The Siege of Urgench occurred in early 1221 when the Mongol ruler Genghis Khan and his sons laid siege to the Khwarazmian stronghold of Urgench during the Mongol conquest of Khwarazmia.
Following Samarkand's fall in 1220, Shah Muhammad II of Khwarazm fled to the Caspian Sea along with his mother, the ruler of Urgench. This led to Khumar Tegin proclaiming himself "Sultan of Urgench", bracing for the impending Mongol attack. Genghis' eldest son Jochi approached the city from the north, while Genghis and his other sons Chagatai Khan and Ogedei Khan approached the city from the south. The city, built along the Amu Darya in a marshy delta area, was well-defended; the soft gronud did not lend itself to siege warfare, and there was a shortage of large stones for the Mongol catapults.

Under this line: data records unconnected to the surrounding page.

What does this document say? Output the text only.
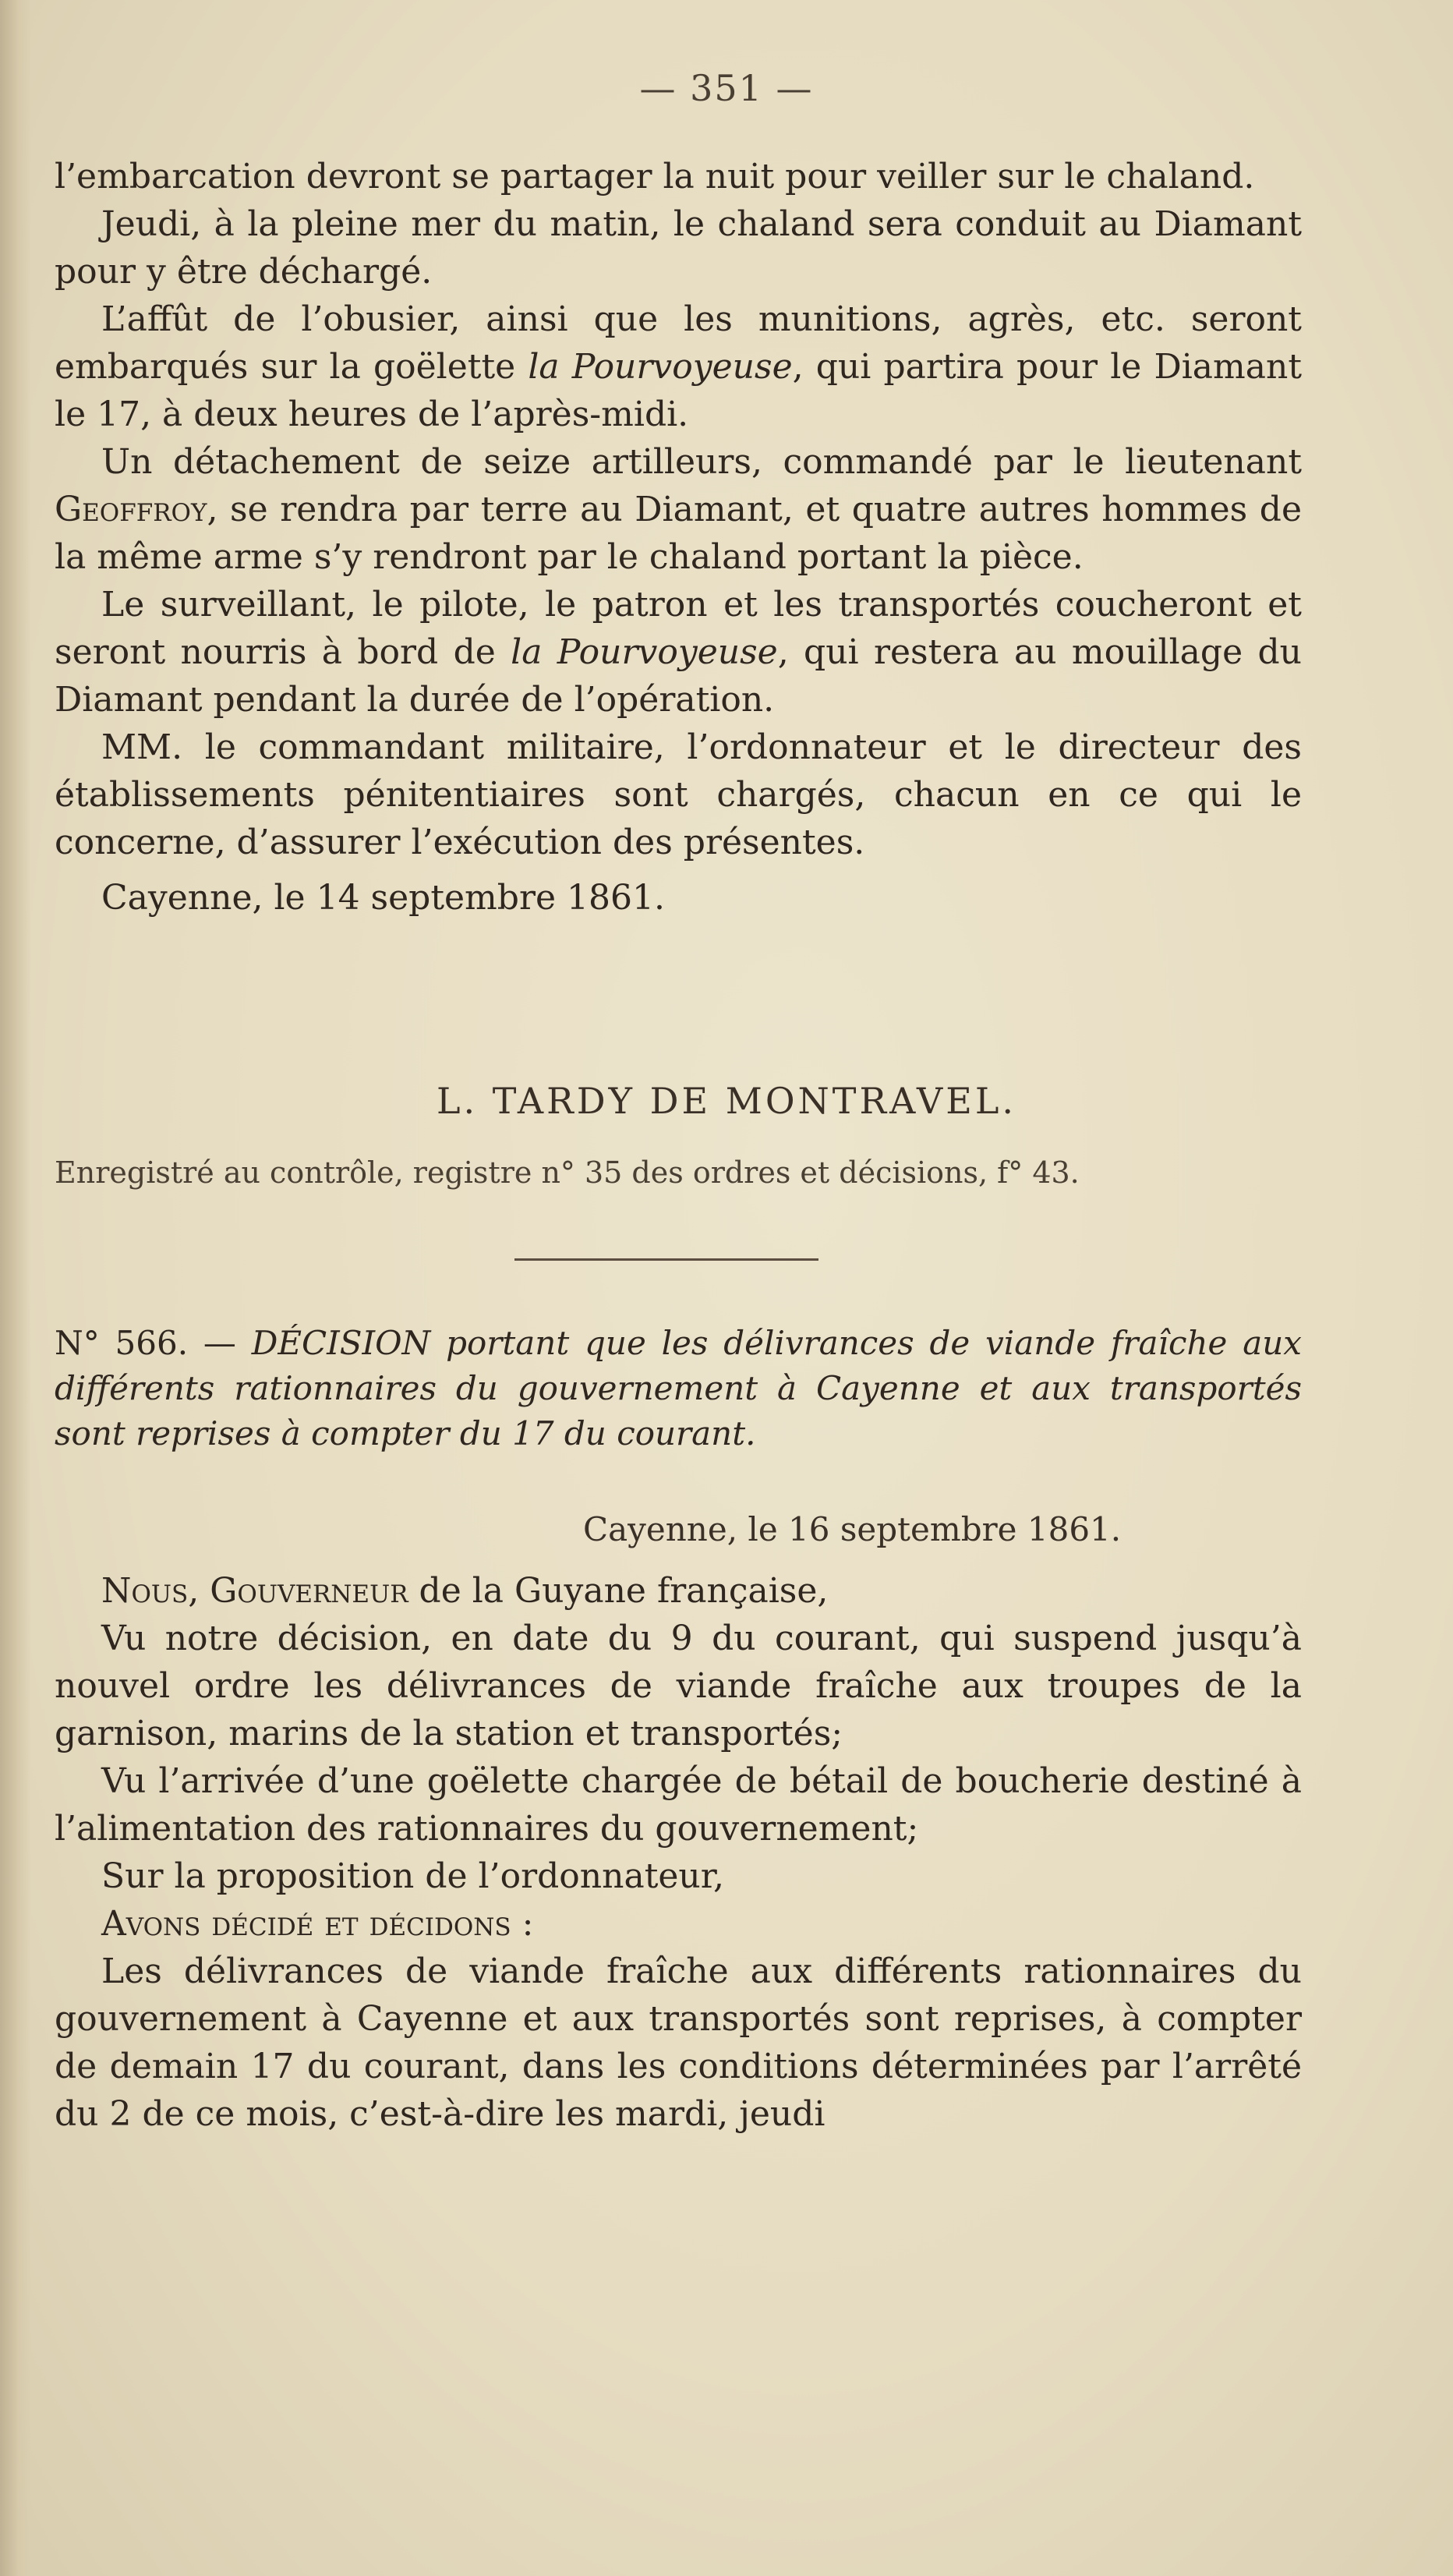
— 351 —

l’embarcation devront se partager la nuit pour veiller sur le chaland.

Jeudi, à la pleine mer du matin, le chaland sera conduit au Diamant pour y être déchargé.

L’affût de l’obusier, ainsi que les munitions, agrès, etc. seront embarqués sur la goëlette la Pourvoyeuse, qui partira pour le Diamant le 17, à deux heures de l’après-midi.

Un détachement de seize artilleurs, commandé par le lieutenant Geoffroy, se rendra par terre au Diamant, et quatre autres hommes de la même arme s’y rendront par le chaland portant la pièce.

Le surveillant, le pilote, le patron et les transportés coucheront et seront nourris à bord de la Pourvoyeuse, qui restera au mouillage du Diamant pendant la durée de l’opération.

MM. le commandant militaire, l’ordonnateur et le directeur des établissements pénitentiaires sont chargés, chacun en ce qui le concerne, d’assurer l’exécution des présentes.

Cayenne, le 14 septembre 1861.

L. TARDY DE MONTRAVEL.
Enregistré au contrôle, registre n° 35 des ordres et décisions, f° 43.
N° 566. — DÉCISION portant que les délivrances de viande fraîche aux différents rationnaires du gouvernement à Cayenne et aux transportés sont reprises à compter du 17 du courant.
Cayenne, le 16 septembre 1861.

Nous, Gouverneur de la Guyane française,

Vu notre décision, en date du 9 du courant, qui suspend jusqu’à nouvel ordre les délivrances de viande fraîche aux troupes de la garnison, marins de la station et transportés;

Vu l’arrivée d’une goëlette chargée de bétail de boucherie destiné à l’alimentation des rationnaires du gouvernement;

Sur la proposition de l’ordonnateur,

Avons décidé et décidons :

Les délivrances de viande fraîche aux différents rationnaires du gouvernement à Cayenne et aux transportés sont reprises, à compter de demain 17 du courant, dans les conditions déterminées par l’arrêté du 2 de ce mois, c’est-à-dire les mardi, jeudi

Jochi attempted to negotiate the city's surrender, angering Chagatai; Genghis headed off this sibling fight by appointing Ogedei to supreme command. The Mongols then attacked, overcoming stout resistance from the garrison and suffering heavy losses to their lack of familiarity with city fighting. The city's artisans were sent back to Mongolia, the young women and children were given to the Mongols as slaves, and Genghis ordered the massacre of the rest of the population by demanding that each of his 50,000 troops execute 24 Urgench citizens each.
If each soldier succeeded, up to 1.2 million people (an exaggerated number) may have been massacred in what is, regardless, one of the bloodiest massacres in human history. The Mongols then broke the dams and flooded the city, destroying old Urgench.